Qu’est-ce qui différencie ces manifestations de leurs prédécesseurs ?
Bien que les manifestations antigouvernementales appelant à des réformes aient augmenté dans ce pays maghrébin au cours des derniers mois, les rassemblements actuels sont marqués par la participation de groupes représentant un large éventail d’origines sociales et politiques et d’âges différents.
Les voix des étudiants se sont mêlées à celles des syndicalistes et des familles, formant une scène de protestation holistique et reflétant un esprit unificateur. Cela confirme à son tour que les préoccupations quotidiennes de justice sociale ne sont pas confinées à un seul groupe, mais qu’il s’agit plutôt d’une demande populaire. Cependant, de jeunes organisateurs « sans leader » se faisant appeler la génération Z 212 auraient organisé les manifestations à l’échelle nationale via les réseaux sociaux.
Qui sont les Gen Z 212 ?
D’après les observateurs, les manifestants affiliés au mouvement Gen Z 212 sont de jeunes militants étroitement liés au monde numérique et aux réseaux sociaux, qui ont finalement décidé de convertir leur activisme en ligne en manifestations de rue. Selon les rapports des médias disponibles, la Gen Z 212 est un nouveau mouvement de jeunesse, dont l’émergence a coïncidé avec les manifestations antigouvernementales à travers le Maroc au cours des deux derniers jours.

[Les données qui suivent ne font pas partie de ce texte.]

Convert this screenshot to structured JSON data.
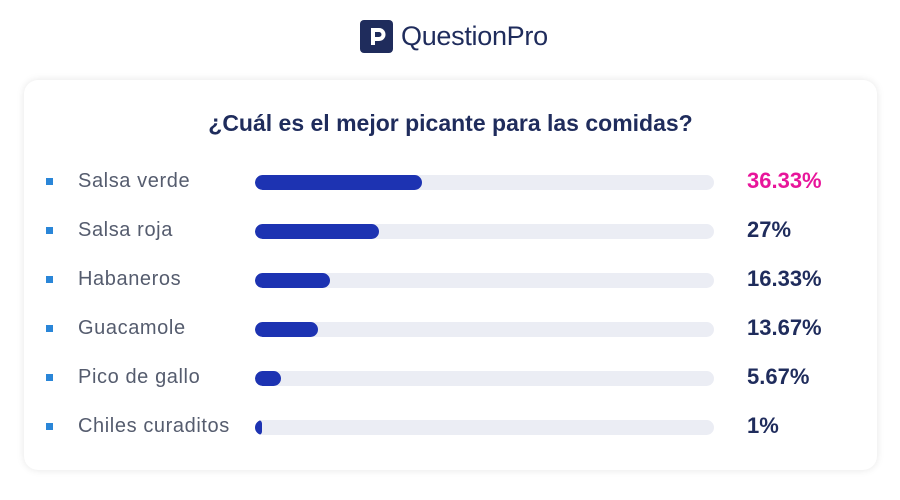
{
  "brand": {
    "name": "QuestionPro",
    "mark_glyph": "P",
    "color": "#1f2c5c"
  },
  "chart_data": {
    "type": "bar",
    "orientation": "horizontal",
    "title": "¿Cuál es el mejor picante para las comidas?",
    "categories": [
      "Salsa verde",
      "Salsa roja",
      "Habaneros",
      "Guacamole",
      "Pico de gallo",
      "Chiles curaditos"
    ],
    "values": [
      36.33,
      27,
      16.33,
      13.67,
      5.67,
      1
    ],
    "value_labels": [
      "36.33%",
      "27%",
      "16.33%",
      "13.67%",
      "5.67%",
      "1%"
    ],
    "xlim": [
      0,
      100
    ],
    "bar_color": "#1d33b2",
    "track_color": "#ebedf4",
    "highlight_color": "#e8159b",
    "value_color": "#1f2c5c",
    "bullet_color": "#2a86d8"
  }
}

Des informations préliminaires indiquent que les membres de la génération Z 212 n’adhèrent pas à un parti politique ou à une idéologie en particulier, et que leur mouvement a été façonné dans des salles de discussion virtuelles en ligne sur les réseaux sociaux, notamment Discord, Instagram et Tiktok. Pendant ce temps, l’acronyme Gen Z est considéré comme une connotation de la génération Z, des personnes nées entre la fin des années 1990 et les années 2000 et qui s’appuient fortement sur le monde numérique pour exprimer leurs pensées et leurs opinions.

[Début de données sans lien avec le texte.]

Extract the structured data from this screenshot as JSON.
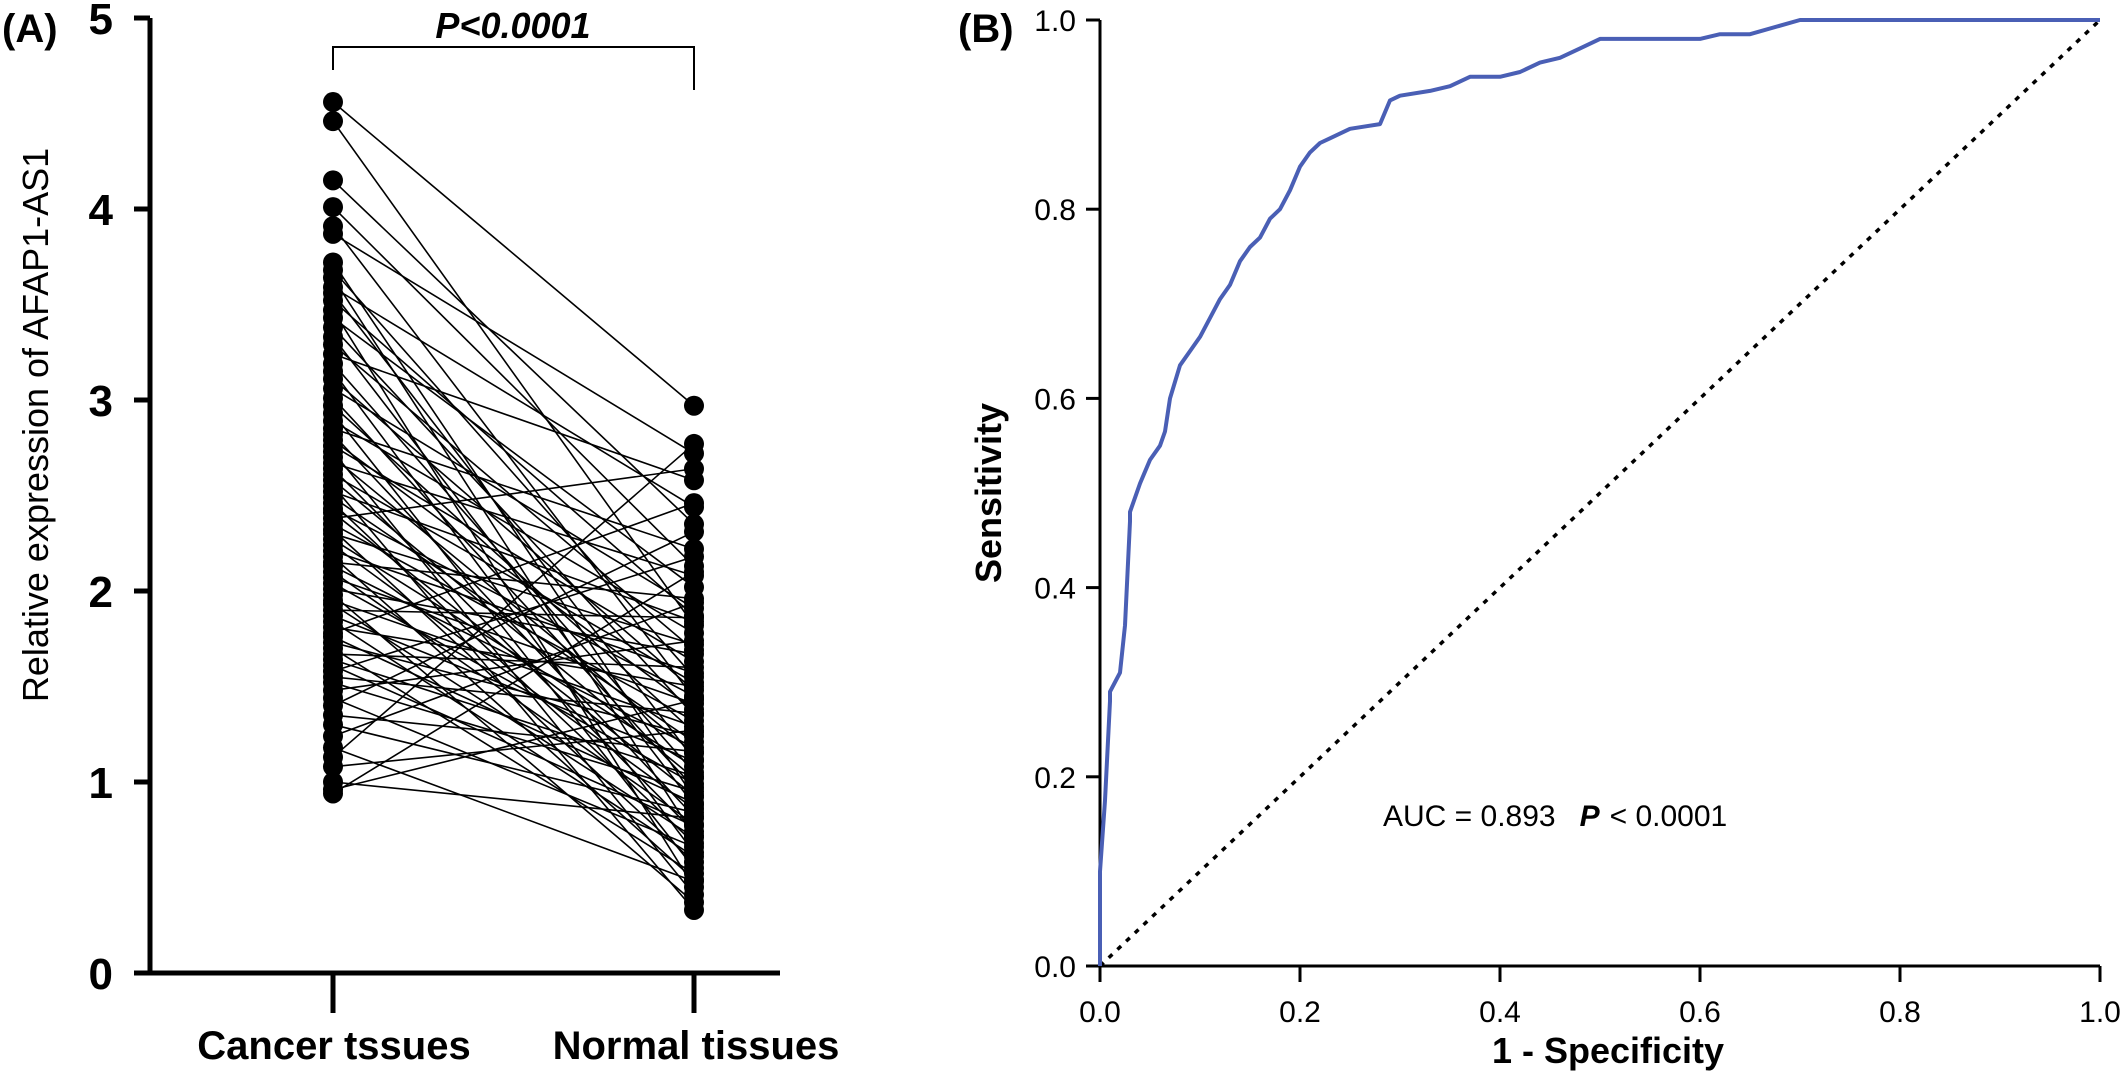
{
  "chart_data": [
    {
      "type": "scatter",
      "panel_label": "(A)",
      "subtype": "paired dot plot",
      "ylabel": "Relative expression of AFAP1-AS1",
      "xlabel": "",
      "categories": [
        "Cancer tssues",
        "Normal tissues"
      ],
      "ylim": [
        0,
        5
      ],
      "yticks": [
        "0",
        "1",
        "2",
        "3",
        "4",
        "5"
      ],
      "significance": "P<0.0001",
      "grid": false,
      "pairs": [
        [
          4.56,
          2.97
        ],
        [
          4.46,
          1.82
        ],
        [
          4.15,
          2.35
        ],
        [
          4.01,
          2.13
        ],
        [
          3.91,
          1.44
        ],
        [
          3.87,
          2.72
        ],
        [
          3.72,
          0.92
        ],
        [
          3.68,
          1.55
        ],
        [
          3.64,
          0.72
        ],
        [
          3.59,
          2.44
        ],
        [
          3.56,
          1.12
        ],
        [
          3.52,
          1.87
        ],
        [
          3.47,
          0.45
        ],
        [
          3.43,
          2.02
        ],
        [
          3.38,
          1.35
        ],
        [
          3.33,
          0.88
        ],
        [
          3.29,
          1.69
        ],
        [
          3.24,
          2.58
        ],
        [
          3.19,
          1.05
        ],
        [
          3.15,
          0.63
        ],
        [
          3.11,
          1.48
        ],
        [
          3.06,
          1.91
        ],
        [
          3.01,
          0.97
        ],
        [
          2.97,
          1.26
        ],
        [
          2.93,
          0.55
        ],
        [
          2.89,
          1.78
        ],
        [
          2.85,
          2.22
        ],
        [
          2.82,
          0.82
        ],
        [
          2.79,
          1.38
        ],
        [
          2.76,
          1.63
        ],
        [
          2.73,
          0.41
        ],
        [
          2.7,
          1.15
        ],
        [
          2.67,
          2.08
        ],
        [
          2.64,
          0.74
        ],
        [
          2.61,
          1.52
        ],
        [
          2.58,
          1.02
        ],
        [
          2.55,
          0.33
        ],
        [
          2.52,
          1.84
        ],
        [
          2.49,
          1.21
        ],
        [
          2.46,
          0.68
        ],
        [
          2.43,
          1.45
        ],
        [
          2.41,
          0.93
        ],
        [
          2.38,
          2.64
        ],
        [
          2.35,
          1.32
        ],
        [
          2.32,
          0.58
        ],
        [
          2.3,
          1.72
        ],
        [
          2.27,
          1.08
        ],
        [
          2.24,
          0.86
        ],
        [
          2.21,
          1.57
        ],
        [
          2.18,
          0.49
        ],
        [
          2.15,
          1.96
        ],
        [
          2.13,
          1.18
        ],
        [
          2.1,
          0.78
        ],
        [
          2.07,
          1.41
        ],
        [
          2.04,
          0.99
        ],
        [
          2.01,
          1.67
        ],
        [
          1.98,
          0.37
        ],
        [
          1.95,
          1.29
        ],
        [
          1.93,
          0.71
        ],
        [
          1.9,
          1.86
        ],
        [
          1.87,
          1.11
        ],
        [
          1.84,
          0.61
        ],
        [
          1.81,
          1.5
        ],
        [
          1.78,
          2.46
        ],
        [
          1.76,
          0.89
        ],
        [
          1.73,
          1.24
        ],
        [
          1.7,
          0.52
        ],
        [
          1.67,
          1.6
        ],
        [
          1.64,
          1.03
        ],
        [
          1.61,
          0.77
        ],
        [
          1.58,
          2.18
        ],
        [
          1.55,
          1.36
        ],
        [
          1.52,
          0.95
        ],
        [
          1.48,
          1.74
        ],
        [
          1.44,
          0.66
        ],
        [
          1.4,
          2.31
        ],
        [
          1.35,
          1.16
        ],
        [
          1.3,
          0.84
        ],
        [
          1.24,
          1.94
        ],
        [
          1.18,
          0.48
        ],
        [
          1.13,
          2.77
        ],
        [
          1.08,
          1.27
        ],
        [
          1.0,
          0.81
        ],
        [
          0.96,
          1.43
        ],
        [
          0.94,
          2.1
        ]
      ]
    },
    {
      "type": "line",
      "panel_label": "(B)",
      "title": "",
      "xlabel": "1 - Specificity",
      "ylabel": "Sensitivity",
      "xlim": [
        0,
        1
      ],
      "ylim": [
        0,
        1
      ],
      "xticks": [
        "0.0",
        "0.2",
        "0.4",
        "0.6",
        "0.8",
        "1.0"
      ],
      "yticks": [
        "0.0",
        "0.2",
        "0.4",
        "0.6",
        "0.8",
        "1.0"
      ],
      "grid": false,
      "annotation": {
        "prefix": "AUC = 0.893",
        "p_symbol": "P",
        "suffix": "< 0.0001"
      },
      "series": [
        {
          "color": "#4a5fb5",
          "x": [
            0,
            0,
            0.005,
            0.01,
            0.01,
            0.02,
            0.025,
            0.03,
            0.03,
            0.04,
            0.05,
            0.06,
            0.065,
            0.07,
            0.08,
            0.09,
            0.1,
            0.11,
            0.12,
            0.13,
            0.14,
            0.15,
            0.16,
            0.17,
            0.18,
            0.19,
            0.2,
            0.21,
            0.22,
            0.23,
            0.25,
            0.28,
            0.29,
            0.3,
            0.33,
            0.35,
            0.37,
            0.4,
            0.42,
            0.44,
            0.46,
            0.48,
            0.5,
            0.55,
            0.6,
            0.62,
            0.65,
            0.7,
            0.75,
            0.8,
            0.9,
            1.0
          ],
          "y": [
            0,
            0.1,
            0.175,
            0.28,
            0.29,
            0.31,
            0.36,
            0.47,
            0.48,
            0.51,
            0.535,
            0.55,
            0.565,
            0.6,
            0.635,
            0.65,
            0.665,
            0.685,
            0.705,
            0.72,
            0.745,
            0.76,
            0.77,
            0.79,
            0.8,
            0.82,
            0.845,
            0.86,
            0.87,
            0.875,
            0.885,
            0.89,
            0.915,
            0.92,
            0.925,
            0.93,
            0.94,
            0.94,
            0.945,
            0.955,
            0.96,
            0.97,
            0.98,
            0.98,
            0.98,
            0.985,
            0.985,
            1.0,
            1.0,
            1.0,
            1.0,
            1.0
          ]
        },
        {
          "style": "dotted",
          "color": "#000000",
          "x": [
            0,
            1
          ],
          "y": [
            0,
            1
          ]
        }
      ]
    }
  ]
}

Le site d’information local Aldar a décrit la Gen Z 212 comme un mouvement qui n’appelle pas à ses revendications de justice sociale au-delà des constantes nationales, tout en déclarant explicitement son engagement à respecter l’institution royale sous la direction du roi Mohammed VI et à maintenir l’unité territoriale marocaine.
Cela a peut-être donné au mouvement une légitimité particulière auprès du régime, le distinguant des tentatives précédentes des jeunes d’exprimer leur opinion, qui se heurtaient souvent à la norme politique et institutionnelle du pays. Néanmoins, environ 200 manifestants ont été arrêtés par les autorités marocaines au cours du week-end.

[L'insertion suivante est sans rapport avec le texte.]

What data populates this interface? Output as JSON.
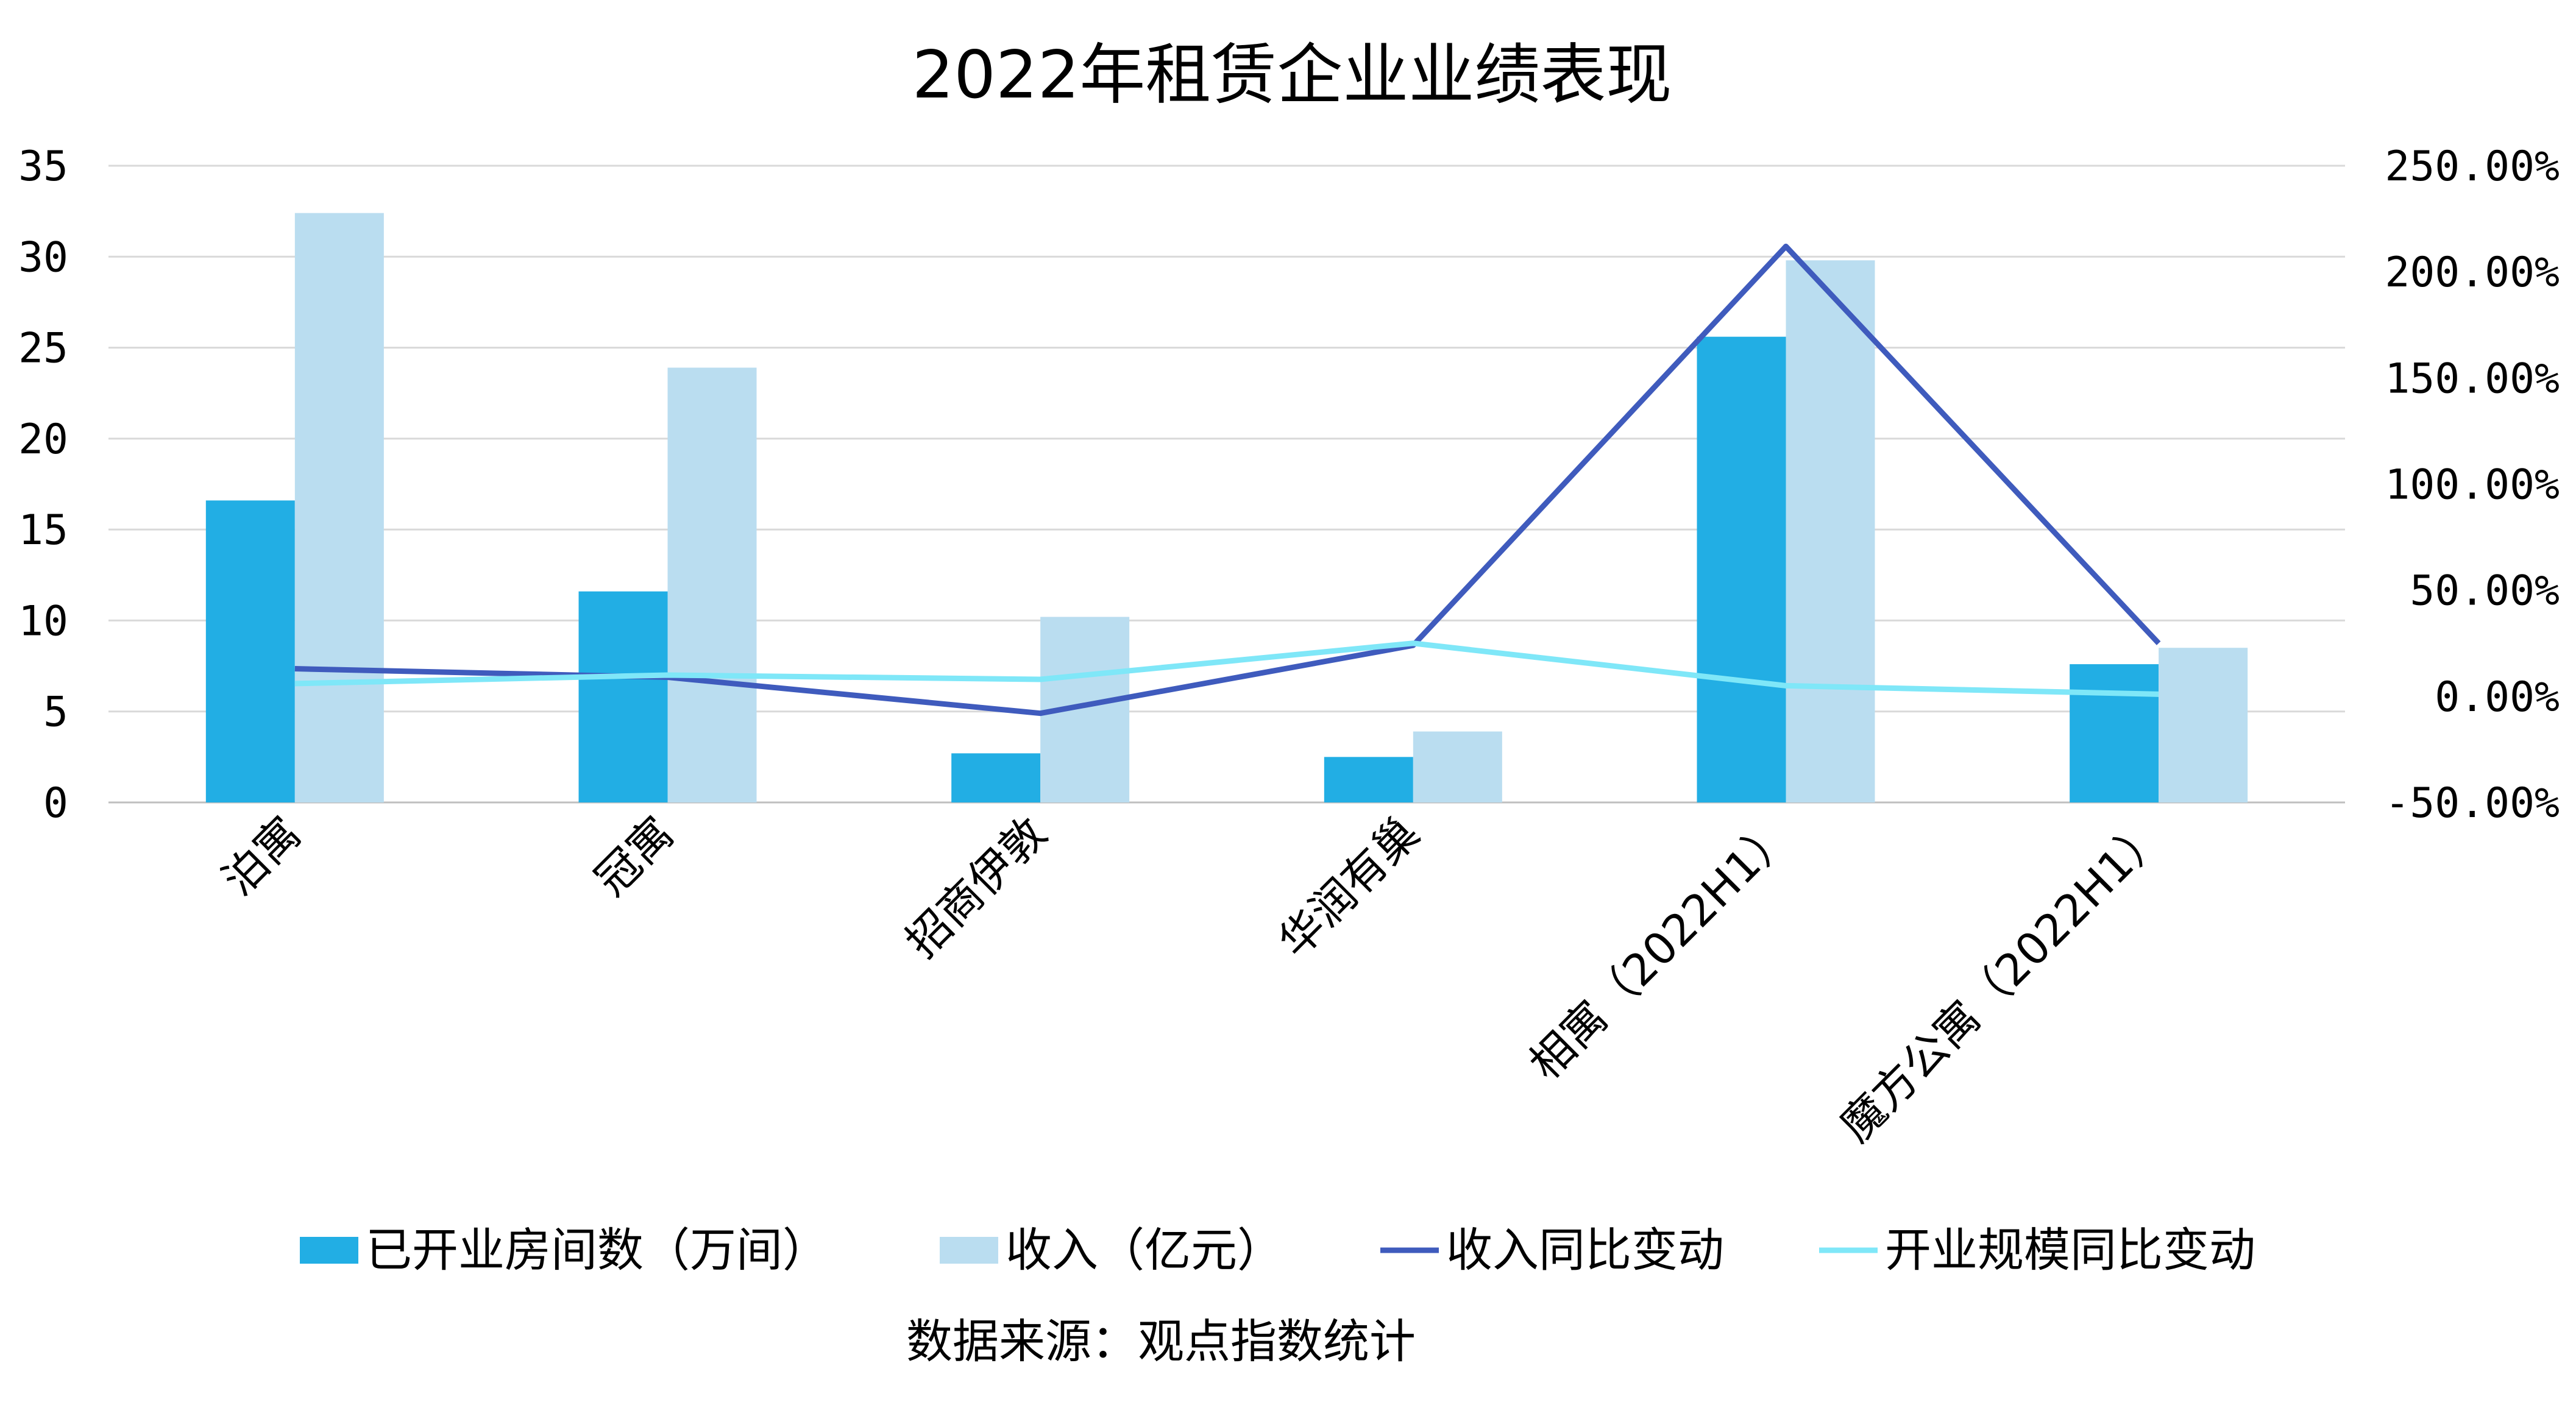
{
  "chart_data": {
    "type": "bar",
    "title": "2022年租赁企业业绩表现",
    "categories": [
      "泊寓",
      "冠寓",
      "招商伊敦",
      "华润有巢",
      "相寓（2022H1）",
      "魔方公寓（2022H1）"
    ],
    "series": [
      {
        "name": "已开业房间数（万间）",
        "type": "bar",
        "axis": "left",
        "color": "#22AEE4",
        "values": [
          16.6,
          11.6,
          2.7,
          2.5,
          25.6,
          7.6
        ]
      },
      {
        "name": "收入（亿元）",
        "type": "bar",
        "axis": "left",
        "color": "#BADDF0",
        "values": [
          32.4,
          23.9,
          10.2,
          3.9,
          29.8,
          8.5
        ]
      },
      {
        "name": "收入同比变动",
        "type": "line",
        "axis": "right",
        "color": "#3F5BBD",
        "values": [
          0.13,
          0.09,
          -0.08,
          0.24,
          2.12,
          0.25
        ]
      },
      {
        "name": "开业规模同比变动",
        "type": "line",
        "axis": "right",
        "color": "#7FE7F8",
        "values": [
          0.06,
          0.1,
          0.08,
          0.25,
          0.05,
          0.01
        ]
      }
    ],
    "y_left": {
      "min": 0,
      "max": 35,
      "step": 5,
      "ticks": [
        "0",
        "5",
        "10",
        "15",
        "20",
        "25",
        "30",
        "35"
      ]
    },
    "y_right": {
      "min": -0.5,
      "max": 2.5,
      "step": 0.5,
      "ticks": [
        "-50.00%",
        "0.00%",
        "50.00%",
        "100.00%",
        "150.00%",
        "200.00%",
        "250.00%"
      ]
    },
    "grid": true,
    "legend_position": "bottom",
    "source": "数据来源：观点指数统计"
  }
}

Qu’est-ce qui a déclenché les manifestations du week-end ?
Les analystes affirment que le soulèvement actuel semble être une sorte de continuation des mobilisations antérieures contre les politiques gouvernementales qui, pendant des années, ont encore aggravé les inégalités dans le pays, affaiblissant la confiance des citoyens marocains dans les promesses de réformes du gouvernement.
Depuis des années, les Marocains expriment leur indignation face à la détérioration continue des conditions de vie, aux prix élevés, à la crise de l’éducation publique et au sentiment général de déclin de la justice sociale, qui bloquent leur horizon d’un avenir meilleur.
La construction de stades pour la Coupe du Monde de la FIFA 2030, un déclencheur majeur des manifestations
Bien que l’indisponibilité et la mauvaise qualité des services publics fondamentaux aient été une constante au cours de la dernière décennie, avec une récente augmentation notable des taux de chômage et des prix, les dépenses élevées que le gouvernement a allouées à la construction de stades pour la Coupe du monde de la FIFA 2030 sont devenues la goutte d’eau qui a fait déborder le vase.
Le gouvernement construit au moins trois nouveaux stades, tout en rénovant ou en agrandissant plusieurs autres pour co-organiser l’événement en 2030 et la Coupe d’Afrique des Nations plus tard cette année.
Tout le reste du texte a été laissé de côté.